What it Means to be a Muse.
Marketing. The word itself holds a lot of meaning. It encompasses so much; from advertising, public relations, and event planning to branding and design, and the list goes on. It seems like every day there are new avenues to reach people. Many business owners know they should be doing it, but what exactly is it?
While the practice of marketing is nothing new, today’s world is unlike any we have seen before. Cue the flashback music and journey back with us to the ad man that we advertising types look up to and the inspiration of why many of us got into this business: David Ogilvy. If you don’t know him, you should, and we encourage you to Google away. To us marketing types, he is to advertising what Shakespeare is to literature or Da Vinci is to art. You could say, he’s our Muse.
Back in Ogilvy’s day, in the 1960s, there were “ad men” who seemed to have it all. Two-martini lunches were a real thing. Never-before-seen creative ideas. Gorgeous secretaries. Impressive ad buys in the four-medium world that made reaching your target audience a much more straightforward task than it is today. The advertising world was sexy, exciting, elite and creative. It was, in comparison to today, simple. But it was our foundation.

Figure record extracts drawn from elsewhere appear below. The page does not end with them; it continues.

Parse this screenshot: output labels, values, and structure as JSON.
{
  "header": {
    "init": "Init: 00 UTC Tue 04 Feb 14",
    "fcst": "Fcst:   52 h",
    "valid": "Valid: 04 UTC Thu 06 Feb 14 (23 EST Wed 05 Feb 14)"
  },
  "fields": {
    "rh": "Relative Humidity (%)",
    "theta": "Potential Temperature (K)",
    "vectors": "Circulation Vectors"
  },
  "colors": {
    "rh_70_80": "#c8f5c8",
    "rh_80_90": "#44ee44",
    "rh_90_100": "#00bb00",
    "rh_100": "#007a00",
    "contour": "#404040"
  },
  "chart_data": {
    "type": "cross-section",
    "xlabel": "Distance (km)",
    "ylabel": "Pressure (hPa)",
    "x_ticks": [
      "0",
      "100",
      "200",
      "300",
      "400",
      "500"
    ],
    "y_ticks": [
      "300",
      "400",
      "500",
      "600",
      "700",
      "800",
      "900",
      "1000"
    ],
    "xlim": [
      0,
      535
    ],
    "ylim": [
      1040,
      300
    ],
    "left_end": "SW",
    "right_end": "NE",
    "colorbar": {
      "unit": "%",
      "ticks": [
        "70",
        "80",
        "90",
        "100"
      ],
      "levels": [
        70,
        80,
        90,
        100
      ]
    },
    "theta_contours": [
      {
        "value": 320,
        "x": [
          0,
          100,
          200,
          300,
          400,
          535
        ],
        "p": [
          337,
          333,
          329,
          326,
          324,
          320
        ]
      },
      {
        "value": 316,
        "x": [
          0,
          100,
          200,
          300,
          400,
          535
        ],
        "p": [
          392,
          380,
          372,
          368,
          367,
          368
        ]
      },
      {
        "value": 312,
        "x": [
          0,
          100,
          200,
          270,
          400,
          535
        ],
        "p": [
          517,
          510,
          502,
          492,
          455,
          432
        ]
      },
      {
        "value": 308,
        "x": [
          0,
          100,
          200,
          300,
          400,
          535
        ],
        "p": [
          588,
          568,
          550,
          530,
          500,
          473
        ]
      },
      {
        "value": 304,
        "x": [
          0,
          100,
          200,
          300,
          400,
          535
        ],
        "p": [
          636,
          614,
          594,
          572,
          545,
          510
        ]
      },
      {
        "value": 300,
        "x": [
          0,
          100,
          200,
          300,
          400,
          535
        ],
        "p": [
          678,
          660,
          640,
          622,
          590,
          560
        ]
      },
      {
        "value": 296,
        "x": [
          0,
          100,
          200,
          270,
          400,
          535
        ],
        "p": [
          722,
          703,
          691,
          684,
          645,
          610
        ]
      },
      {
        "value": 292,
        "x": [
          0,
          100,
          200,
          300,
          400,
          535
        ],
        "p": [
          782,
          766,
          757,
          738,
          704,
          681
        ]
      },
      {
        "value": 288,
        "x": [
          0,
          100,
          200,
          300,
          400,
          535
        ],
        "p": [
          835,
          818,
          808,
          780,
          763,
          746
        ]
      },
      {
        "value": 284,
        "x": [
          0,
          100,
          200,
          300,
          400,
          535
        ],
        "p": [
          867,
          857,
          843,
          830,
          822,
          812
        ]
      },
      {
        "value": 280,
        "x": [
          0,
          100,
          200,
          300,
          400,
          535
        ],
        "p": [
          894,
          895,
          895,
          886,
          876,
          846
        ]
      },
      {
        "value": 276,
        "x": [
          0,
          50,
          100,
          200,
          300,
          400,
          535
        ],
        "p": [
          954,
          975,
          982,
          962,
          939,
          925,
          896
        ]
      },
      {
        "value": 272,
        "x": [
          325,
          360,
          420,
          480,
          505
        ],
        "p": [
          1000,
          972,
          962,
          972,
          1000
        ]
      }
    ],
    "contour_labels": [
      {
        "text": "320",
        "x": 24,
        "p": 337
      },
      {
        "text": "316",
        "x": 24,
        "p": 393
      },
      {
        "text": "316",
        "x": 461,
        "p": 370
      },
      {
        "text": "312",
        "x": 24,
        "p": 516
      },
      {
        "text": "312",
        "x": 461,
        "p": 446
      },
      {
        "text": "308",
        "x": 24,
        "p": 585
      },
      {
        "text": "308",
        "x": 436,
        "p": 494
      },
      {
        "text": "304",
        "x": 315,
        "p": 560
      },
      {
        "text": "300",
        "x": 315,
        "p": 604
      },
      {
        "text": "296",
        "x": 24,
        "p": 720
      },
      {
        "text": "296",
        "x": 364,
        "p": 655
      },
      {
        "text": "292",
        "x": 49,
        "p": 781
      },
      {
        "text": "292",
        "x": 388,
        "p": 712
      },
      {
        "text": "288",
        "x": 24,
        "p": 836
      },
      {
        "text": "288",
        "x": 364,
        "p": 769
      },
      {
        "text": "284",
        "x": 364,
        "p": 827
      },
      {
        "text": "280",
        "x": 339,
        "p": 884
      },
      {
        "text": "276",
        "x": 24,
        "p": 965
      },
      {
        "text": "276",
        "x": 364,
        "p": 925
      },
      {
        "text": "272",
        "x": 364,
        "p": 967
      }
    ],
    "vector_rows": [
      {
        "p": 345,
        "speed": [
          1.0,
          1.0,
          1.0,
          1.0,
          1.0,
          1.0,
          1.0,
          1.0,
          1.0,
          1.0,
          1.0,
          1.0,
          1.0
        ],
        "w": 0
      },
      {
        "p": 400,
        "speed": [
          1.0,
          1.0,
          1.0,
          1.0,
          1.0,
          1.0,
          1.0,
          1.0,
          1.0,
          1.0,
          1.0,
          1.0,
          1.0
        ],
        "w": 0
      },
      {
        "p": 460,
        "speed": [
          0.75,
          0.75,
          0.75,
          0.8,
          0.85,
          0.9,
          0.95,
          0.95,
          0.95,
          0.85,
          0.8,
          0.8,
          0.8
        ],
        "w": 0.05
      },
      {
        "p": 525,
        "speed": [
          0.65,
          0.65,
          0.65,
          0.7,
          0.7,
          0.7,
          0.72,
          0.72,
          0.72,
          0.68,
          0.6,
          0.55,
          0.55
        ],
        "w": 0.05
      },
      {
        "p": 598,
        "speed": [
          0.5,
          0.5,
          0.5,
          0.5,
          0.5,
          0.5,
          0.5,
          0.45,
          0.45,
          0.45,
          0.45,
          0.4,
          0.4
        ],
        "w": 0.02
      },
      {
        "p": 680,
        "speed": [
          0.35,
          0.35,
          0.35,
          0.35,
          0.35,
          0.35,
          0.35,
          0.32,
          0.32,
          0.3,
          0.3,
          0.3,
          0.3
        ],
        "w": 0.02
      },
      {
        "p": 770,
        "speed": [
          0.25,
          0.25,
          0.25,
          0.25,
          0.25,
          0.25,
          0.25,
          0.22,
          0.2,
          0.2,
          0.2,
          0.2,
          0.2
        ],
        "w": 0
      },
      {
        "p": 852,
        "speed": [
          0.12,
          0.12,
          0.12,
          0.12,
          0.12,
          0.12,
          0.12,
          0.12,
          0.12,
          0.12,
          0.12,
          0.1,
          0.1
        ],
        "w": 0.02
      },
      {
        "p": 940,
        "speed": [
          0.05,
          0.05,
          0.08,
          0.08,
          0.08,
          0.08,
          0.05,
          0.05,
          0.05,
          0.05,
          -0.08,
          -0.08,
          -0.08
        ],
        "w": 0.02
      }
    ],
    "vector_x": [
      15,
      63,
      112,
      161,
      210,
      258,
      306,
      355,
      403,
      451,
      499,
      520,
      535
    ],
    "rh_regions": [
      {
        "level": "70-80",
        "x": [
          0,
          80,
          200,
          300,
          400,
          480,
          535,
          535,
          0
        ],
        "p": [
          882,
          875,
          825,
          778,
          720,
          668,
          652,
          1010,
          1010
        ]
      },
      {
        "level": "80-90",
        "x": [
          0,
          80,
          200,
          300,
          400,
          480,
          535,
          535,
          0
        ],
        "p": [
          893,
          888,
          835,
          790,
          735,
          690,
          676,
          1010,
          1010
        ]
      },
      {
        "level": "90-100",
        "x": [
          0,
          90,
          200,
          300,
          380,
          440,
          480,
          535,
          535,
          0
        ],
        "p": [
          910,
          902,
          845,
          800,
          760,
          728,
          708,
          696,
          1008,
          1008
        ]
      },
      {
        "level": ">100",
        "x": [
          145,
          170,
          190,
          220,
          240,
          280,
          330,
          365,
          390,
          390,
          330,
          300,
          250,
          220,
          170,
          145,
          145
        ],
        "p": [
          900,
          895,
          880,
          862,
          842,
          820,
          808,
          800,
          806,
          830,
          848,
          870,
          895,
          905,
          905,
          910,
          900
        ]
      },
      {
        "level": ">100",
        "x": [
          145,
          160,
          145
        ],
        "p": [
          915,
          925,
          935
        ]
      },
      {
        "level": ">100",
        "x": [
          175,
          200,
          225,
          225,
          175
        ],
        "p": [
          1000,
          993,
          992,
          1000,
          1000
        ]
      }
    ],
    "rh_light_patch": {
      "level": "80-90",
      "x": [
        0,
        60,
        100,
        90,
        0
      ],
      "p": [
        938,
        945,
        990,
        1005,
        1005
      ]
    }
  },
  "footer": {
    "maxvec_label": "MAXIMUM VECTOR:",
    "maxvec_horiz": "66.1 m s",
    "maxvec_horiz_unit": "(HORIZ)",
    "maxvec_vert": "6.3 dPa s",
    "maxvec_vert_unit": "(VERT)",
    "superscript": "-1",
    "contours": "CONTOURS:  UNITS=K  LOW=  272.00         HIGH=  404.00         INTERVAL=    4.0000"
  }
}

Fast forward to 2016 and you might have the occasional after-hours two-martini celebration parties for incredible earned media that we worked weeks to achieve. Today’s marketers have even more daring creative ideas and so many media outlets that one almost doesn’t know where to begin, with all clients requesting measurable results. It’s not just branding anymore. And these days, the pretty girls aren’t held to being secretaries. We run the agencies and our ideas are respected. As the now-extinct cigarette ad would proclaim, You’ve Come A Long Way, Baby.
What is remarkable about marketing today is it seems that just about everybody knows a marketing “expert” of some level or another. Your Uncle Al has a Facebook page with hundreds of friends and the picture he posted of his prime steak on the grill earned him 33 “Likes”. That’s 33, people! While that is pretty impressive, would you take social media advice for your business from Uncle Al? His friends and family do seem to love his grilled steak image. But how do you go from dozens of friends and family liking your steak photo to hundreds of fickle fans seeing what your business posted, caring about what you’ve posted, let alone engaging with or sharing your post? What about creating something that goes viral? This is the essence of marketing, or in this case social media marketing. And why you should never take advice from Uncle Al. We hate to break it to you, but Uncle Al is no marketing expert, even if he is one heck of a grill master. We on the other hand… well, we are marketing and social media gurus.
If you think marketing has changed a lot since Ogilvy’s day, the past 10 years have witnessed an increase in the speed of gained knowledge from the previous 40 years combined. From the emergence of social media and the advent of digital radio to the fading out of the mighty newspaper and Nielsen families being a thing of the past, we have stayed right on top of these trends. You could say, we get it.
We get that while homage needs to be paid to the marketers of the past, we can take the ideas of marketers gone by and bring them into today’s complicated marketing world. That’s where we come in. We still enjoy a good martini, we just sip with one hand while we create incredible results for our clients with the other.
And now… back to our Mad Men episode.